Revert or cancel a sale
Undo a completed sale (refund) or a pending one — reason required, audit kept.
Overview
Once a sale is paid, cancelling isn't an option — use Revert Sale to refund it. Pending bills (not yet paid) are removed with Cancel Sale instead. Reverting is a refund: it flips the sale status to REVERTED, reverses the payment, and puts the inventory back on the shelf. A reason is required for revert and is saved to the audit trail visible in the Dashboard.
When to use it
- Customer returning a product for a refund
- Staff error — wrong item or wrong quantity was rung up
- Duplicate charge — same sale put through twice by mistake
- Clearing a pending bill that the customer never came back to settle
How to use it
Video tutorial coming soon
- Open the drawer menu and tap Bills (for a paid sale) or Pending Bills (for an unpaid one).
- Tap the sale to open the sale detail modal.
- Pick the action:
- For paid sales, tap Revert Sale (red action tile).
- For pending sales, tap Cancel Order (red action tile).
- For a revert, type a reason into the text box — the sale won't submit without one.
- Tap Revert Sale (or Cancel Sale) at the bottom of the modal to confirm. The confirm dialog warns that the action is not reversible.
- On revert of a cash sale, the cash drawer opens automatically so the cashier can return the cash to the customer.
Tips & gotchas
- A reverted sale stays in Bills with a REVERTED status — the row doesn't vanish. That's on purpose, so the audit trail is intact.

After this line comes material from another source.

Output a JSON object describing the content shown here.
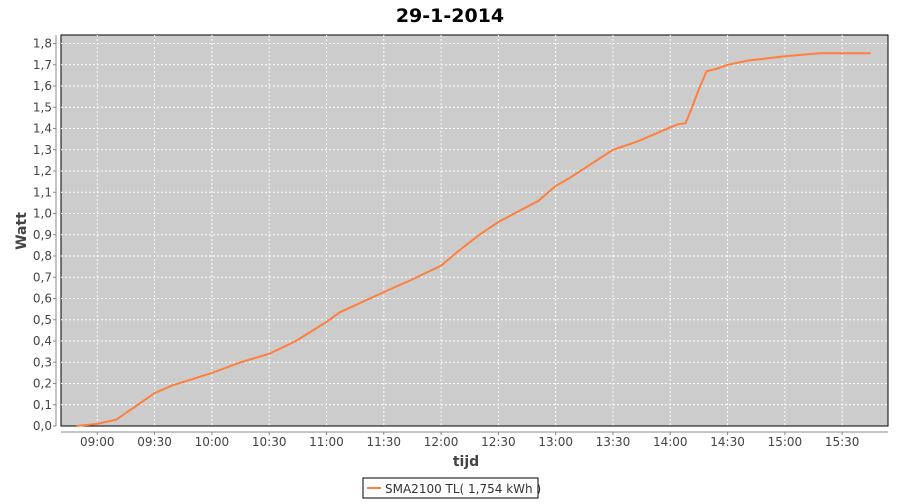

Use the Only Paid Bills filter if you just want the clean list.
- Reverting returns inventory to stock automatically — no separate reconcile step needed.
- The reason you type is visible to managers in the Dashboard's audit trail — write something meaningful ("customer returned item, unopened" beats "oops").
- Reverting a sale that used loyalty points also refunds the points back to the customer's balance.
- Reverting a prescription sale rolls back the customer's daily dosage usage for that day.
- Revert is permanent — there's no "un-revert". If a customer changes their mind again, ring up a new sale.